The comments state that the IFR fails to adequately protect the various grantees and contractors in “providing, facilitating the provision of, providing information about, or referring or arranging for, items or procedures to which such organizations have a religious or moral objection.” In this regard two provisions stand out. First, unaccompanied children who are victims of sexual abuse must be provided with “timely, unimpeded access to…emergency contraception….” (Emphasis added). Second, if pregnancy results from an instance of sexual abuse, care provider facilities “must ensure that the victim receives timely and comprehensive information about all lawful pregnancy-related medical services and timely access to all lawful pregnancy-related medical services” (emphasis added). The comments state that “all” lawful pregnancy-related procedures apparently includes abortion.
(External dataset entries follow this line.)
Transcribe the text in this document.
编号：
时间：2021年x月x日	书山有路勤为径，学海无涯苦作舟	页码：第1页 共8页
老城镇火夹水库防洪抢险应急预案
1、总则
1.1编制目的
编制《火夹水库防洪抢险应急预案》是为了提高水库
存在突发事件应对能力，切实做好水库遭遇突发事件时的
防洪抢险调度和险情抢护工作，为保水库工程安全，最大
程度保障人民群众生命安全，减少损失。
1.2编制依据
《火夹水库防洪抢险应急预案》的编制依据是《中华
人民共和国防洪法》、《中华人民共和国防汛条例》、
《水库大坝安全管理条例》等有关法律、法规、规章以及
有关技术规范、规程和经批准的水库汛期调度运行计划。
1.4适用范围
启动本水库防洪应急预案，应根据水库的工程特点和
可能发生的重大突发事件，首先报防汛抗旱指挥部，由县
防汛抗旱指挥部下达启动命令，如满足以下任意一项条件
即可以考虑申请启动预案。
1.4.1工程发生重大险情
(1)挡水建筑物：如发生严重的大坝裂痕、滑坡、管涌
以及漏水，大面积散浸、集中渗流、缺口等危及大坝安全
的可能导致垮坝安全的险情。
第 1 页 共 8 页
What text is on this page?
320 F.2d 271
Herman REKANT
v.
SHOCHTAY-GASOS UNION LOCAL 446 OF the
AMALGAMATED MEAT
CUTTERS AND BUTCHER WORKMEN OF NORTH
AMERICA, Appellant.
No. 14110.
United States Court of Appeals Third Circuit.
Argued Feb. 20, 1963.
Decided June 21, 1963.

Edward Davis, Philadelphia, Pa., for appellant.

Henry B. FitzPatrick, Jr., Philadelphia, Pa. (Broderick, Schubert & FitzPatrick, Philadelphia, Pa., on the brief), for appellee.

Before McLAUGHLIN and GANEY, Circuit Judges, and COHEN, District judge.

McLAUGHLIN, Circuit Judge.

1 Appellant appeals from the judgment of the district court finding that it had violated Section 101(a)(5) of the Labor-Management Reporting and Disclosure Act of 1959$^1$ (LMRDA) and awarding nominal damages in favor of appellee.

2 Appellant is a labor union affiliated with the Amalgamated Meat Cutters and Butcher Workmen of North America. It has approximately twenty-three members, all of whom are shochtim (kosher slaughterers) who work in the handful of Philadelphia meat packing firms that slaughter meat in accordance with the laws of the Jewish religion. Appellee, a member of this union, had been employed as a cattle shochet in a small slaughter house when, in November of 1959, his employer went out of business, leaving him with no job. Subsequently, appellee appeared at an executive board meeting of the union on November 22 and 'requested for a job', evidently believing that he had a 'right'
The text of the rules includes no religious or moral exception. The preamble refers to various possible accommodations for organizations “even if they object to providing specific services on religious grounds.” The comments raise serious questions about the IFR approach and the various accommodations, and explain that accommodating for religious belief “is not only consistent with longstanding federal policy, but required as a matter of law.” The comments also review some problems with the preamble language.

With respect to the IFR and its implications regarding human sexuality, the comments requests that ORR ensure that grantees and contractors “remain free to act in accord with their religious beliefs and moral convictions….”

The comments conclude: “We welcome the opportunity to meet and work with ORR in developing an appropriate way forward. We believe that, through practical discussions, we can find a resolution that allows the government to fulfill its obligation to care for unaccompanied children, while also respecting the religious and moral beliefs of faith-based organizations that, to date, have provided such critical care for this vulnerable population.”

The comments observe that six out of nine national refugee resettlement agencies in the U.S. are faith-based. These organizations resettle the majority of refugees entering the United States each year.

The full comments can be accessed at: www.usccb.org/about/general-counsel/rulemaking/upload/02-20-15-comments-UM.pdf.

Appropriations Fiscal Year 2015

 

Prior to adjournment in 2014, Congress approved the Consolidated and Further Continuing Appropriations Act, 2015 (H.R. 83) (Public Law 113-235). This measure funded 11 of the 12 annual appropriations bills with regular funding for the remainder of fiscal year 2015. Congress has until February 27, 2015, to address funding for the Department of Homeland Security. For a review of matters related to abortion, please see the Legislative Report 2014, “Fiscal Year 2015 Homeland Security Appropriations.”